O token da Cardano ($ADA) já ficou acima US$ 3 há cinco anos, quando o projeto ainda disputava espaço com o Ethereum e circulava com força entre entusiastas de criptomoedas.

Hoje, o cenário é bem diferente: o ativo é negociado a US$ 0,16, uma queda acumulada de mais de 94%.

De queda em queda até os US$ 0,16

O mercado de criptomoedas é conhecido pela volatilidade, e o ADA sentiu isso na pele. Depois de uma sequência de desvalorizações, o token estacionou na casa dos centavos de dólar. Para quem aposta em uma virada, a conta é simples: seria necessária uma alta de 1.775% apenas para o preço retornar aos US$ 3 do passado.

Vale o alerta: esse número representa um cenário hipotético levantado por parte do mercado, não uma projeção com base concreta. Recuperações dessa magnitude são raras e dependem de uma combinação de fatores que hoje não estão garantidos.

Aposta em expansão

Enquanto o preço patina, o CEO da Cardano, Charles Hoskinson, tenta manter o projeto relevante. Ele afirma que o próximo plano de expansão pode multiplicar por até 60 vezes a capacidade de processamento da rede ainda este ano.

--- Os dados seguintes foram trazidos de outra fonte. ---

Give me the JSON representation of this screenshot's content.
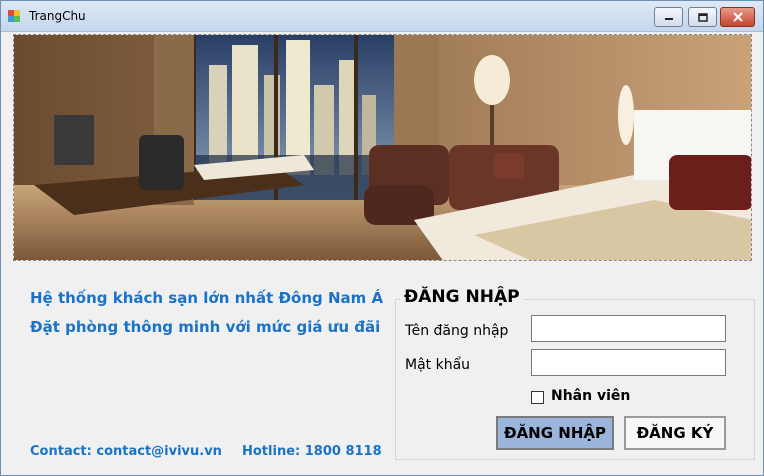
{
  "window": {
    "title": "TrangChu",
    "icon": "app-window-icon",
    "controls": [
      "minimize-icon",
      "maximize-icon",
      "close-icon"
    ]
  },
  "banner": {
    "image": "hotel-room-photo"
  },
  "slogans": {
    "line1": "Hệ thống khách sạn lớn nhất Đông Nam Á",
    "line2": "Đặt phòng thông minh với mức giá ưu đãi"
  },
  "footer": {
    "contact": "Contact: contact@ivivu.vn",
    "hotline": "Hotline: 1800 8118"
  },
  "login": {
    "title": "ĐĂNG NHẬP",
    "username_label": "Tên đăng nhập",
    "username_value": "",
    "password_label": "Mật khẩu",
    "password_value": "",
    "staff_checkbox_label": "Nhân viên",
    "staff_checked": false,
    "login_button": "ĐĂNG NHẬP",
    "register_button": "ĐĂNG KÝ"
  },
  "colors": {
    "accent_text": "#1a73c8",
    "login_button_bg": "#9bb4d9"
  }
}
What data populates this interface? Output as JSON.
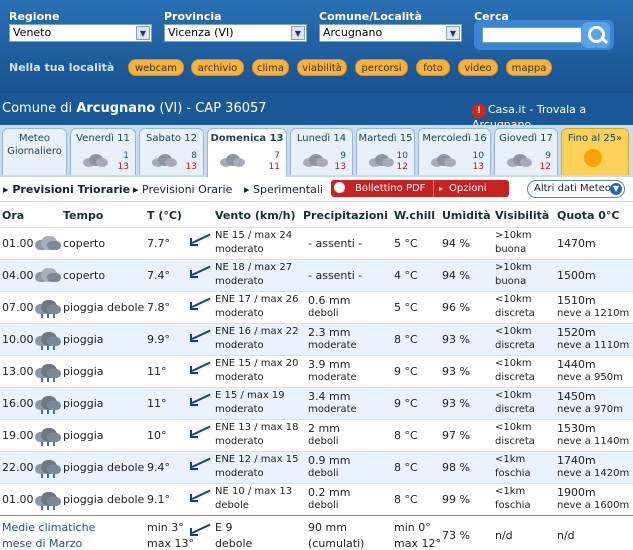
{
  "header": {
    "regione_label": "Regione",
    "regione_value": "Veneto",
    "provincia_label": "Provincia",
    "provincia_value": "Vicenza (VI)",
    "comune_label": "Comune/Località",
    "comune_value": "Arcugnano",
    "cerca_label": "Cerca",
    "cerca_value": "",
    "nella_label": "Nella tua località",
    "pills": [
      "webcam",
      "archivio",
      "clima",
      "viabilità",
      "percorsi",
      "foto",
      "video",
      "mappa"
    ]
  },
  "location_bar": {
    "prefix": "Comune di",
    "name": "Arcugnano",
    "suffix": "(VI) - CAP 36057",
    "casa_link": "Casa.it - Trovala a Arcugnano"
  },
  "day_tabs": [
    {
      "label": "Meteo Giornaliero",
      "lo": "",
      "hi": ""
    },
    {
      "label": "Venerdì 11",
      "lo": "1",
      "hi": "13"
    },
    {
      "label": "Sabato 12",
      "lo": "8",
      "hi": "13"
    },
    {
      "label": "Domenica 13",
      "lo": "7",
      "hi": "11"
    },
    {
      "label": "Lunedì 14",
      "lo": "9",
      "hi": "13"
    },
    {
      "label": "Martedì 15",
      "lo": "10",
      "hi": "12"
    },
    {
      "label": "Mercoledì 16",
      "lo": "10",
      "hi": "13"
    },
    {
      "label": "Giovedì 17",
      "lo": "9",
      "hi": "12"
    },
    {
      "label": "Fino al 25»",
      "lo": "",
      "hi": ""
    }
  ],
  "subnav": {
    "triorarie": "▸ Previsioni Triorarie",
    "orarie": "▸ Previsioni Orarie",
    "sperimentali": "▸ Sperimentali",
    "bollettino": "Bollettino PDF",
    "opzioni": "Opzioni",
    "altri": "Altri dati Meteo"
  },
  "table": {
    "headers": [
      "Ora",
      "Tempo",
      "T (°C)",
      "Vento (km/h)",
      "Precipitazioni",
      "W.chill",
      "Umidità",
      "Visibilità",
      "Quota 0°C"
    ],
    "rows": [
      {
        "ora": "01.00",
        "tempo": "coperto",
        "rain": false,
        "temp": "7.7°",
        "vento1": "NE 15 / max 24",
        "vento2": "moderato",
        "prec1": "- assenti -",
        "prec2": "",
        "wchill": "5 °C",
        "umid": "94 %",
        "vis1": ">10km",
        "vis2": "buona",
        "quota1": "1470m",
        "quota2": ""
      },
      {
        "ora": "04.00",
        "tempo": "coperto",
        "rain": false,
        "temp": "7.4°",
        "vento1": "NE 18 / max 27",
        "vento2": "moderato",
        "prec1": "- assenti -",
        "prec2": "",
        "wchill": "4 °C",
        "umid": "94 %",
        "vis1": ">10km",
        "vis2": "buona",
        "quota1": "1500m",
        "quota2": ""
      },
      {
        "ora": "07.00",
        "tempo": "pioggia debole",
        "rain": true,
        "temp": "7.8°",
        "vento1": "ENE 17 / max 26",
        "vento2": "moderato",
        "prec1": "0.6 mm",
        "prec2": "deboli",
        "wchill": "5 °C",
        "umid": "96 %",
        "vis1": "<10km",
        "vis2": "discreta",
        "quota1": "1510m",
        "quota2": "neve a 1210m"
      },
      {
        "ora": "10.00",
        "tempo": "pioggia",
        "rain": true,
        "temp": "9.9°",
        "vento1": "ENE 16 / max 22",
        "vento2": "moderato",
        "prec1": "2.3 mm",
        "prec2": "moderate",
        "wchill": "8 °C",
        "umid": "93 %",
        "vis1": "<10km",
        "vis2": "discreta",
        "quota1": "1520m",
        "quota2": "neve a 1110m"
      },
      {
        "ora": "13.00",
        "tempo": "pioggia",
        "rain": true,
        "temp": "11°",
        "vento1": "ENE 15 / max 20",
        "vento2": "moderato",
        "prec1": "3.9 mm",
        "prec2": "moderate",
        "wchill": "9 °C",
        "umid": "93 %",
        "vis1": "<10km",
        "vis2": "discreta",
        "quota1": "1440m",
        "quota2": "neve a 950m"
      },
      {
        "ora": "16.00",
        "tempo": "pioggia",
        "rain": true,
        "temp": "11°",
        "vento1": "E 15 / max 19",
        "vento2": "moderato",
        "prec1": "3.4 mm",
        "prec2": "moderate",
        "wchill": "9 °C",
        "umid": "93 %",
        "vis1": "<10km",
        "vis2": "discreta",
        "quota1": "1450m",
        "quota2": "neve a 970m"
      },
      {
        "ora": "19.00",
        "tempo": "pioggia",
        "rain": true,
        "temp": "10°",
        "vento1": "ENE 13 / max 18",
        "vento2": "moderato",
        "prec1": "2 mm",
        "prec2": "deboli",
        "wchill": "8 °C",
        "umid": "97 %",
        "vis1": "<10km",
        "vis2": "discreta",
        "quota1": "1530m",
        "quota2": "neve a 1140m"
      },
      {
        "ora": "22.00",
        "tempo": "pioggia debole",
        "rain": true,
        "temp": "9.4°",
        "vento1": "ENE 12 / max 15",
        "vento2": "moderato",
        "prec1": "0.9 mm",
        "prec2": "deboli",
        "wchill": "8 °C",
        "umid": "98 %",
        "vis1": "<1km",
        "vis2": "foschia",
        "quota1": "1740m",
        "quota2": "neve a 1420m"
      },
      {
        "ora": "01.00",
        "tempo": "pioggia debole",
        "rain": true,
        "temp": "9.1°",
        "vento1": "NE 10 / max 13",
        "vento2": "debole",
        "prec1": "0.2 mm",
        "prec2": "deboli",
        "wchill": "8 °C",
        "umid": "99 %",
        "vis1": "<1km",
        "vis2": "foschia",
        "quota1": "1900m",
        "quota2": "neve a 1600m"
      }
    ],
    "footer": {
      "label1": "Medie climatiche",
      "label2": "mese di Marzo",
      "tmin": "min 3°",
      "tmax": "max 13°",
      "vento1": "E 9",
      "vento2": "debole",
      "prec1": "90 mm",
      "prec2": "(cumulati)",
      "wmin": "min 0°",
      "wmax": "max 12°",
      "umid": "73 %",
      "vis": "n/d",
      "quota": "n/d"
    }
  }
}
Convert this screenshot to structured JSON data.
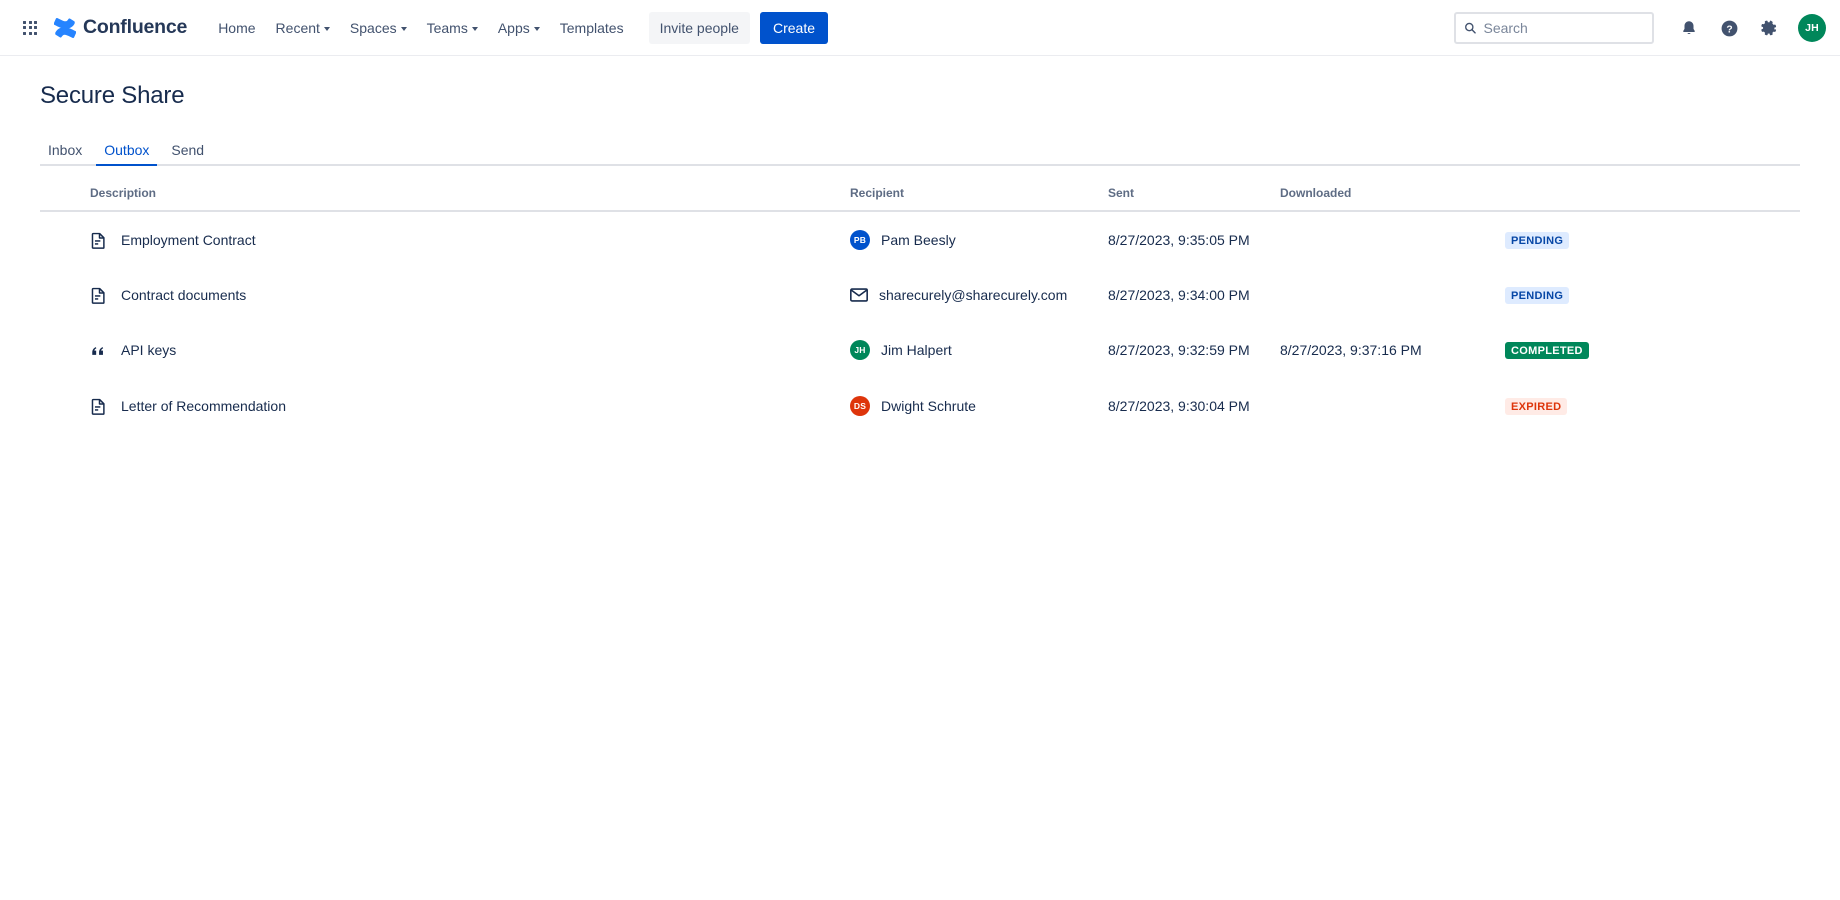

A estratégia mira melhorias na velocidade de transações e ganhos de eficiência geral, além de reforçar o suporte a um número crescente de aplicativos descentralizados construídos sobre a rede. É uma tentativa de dar ao token um motivo além do preço para se manter no radar dos investidores — algo que fica ainda mais evidente quando se observa que Ethereum já vale 33 vezes mais que a Cardano.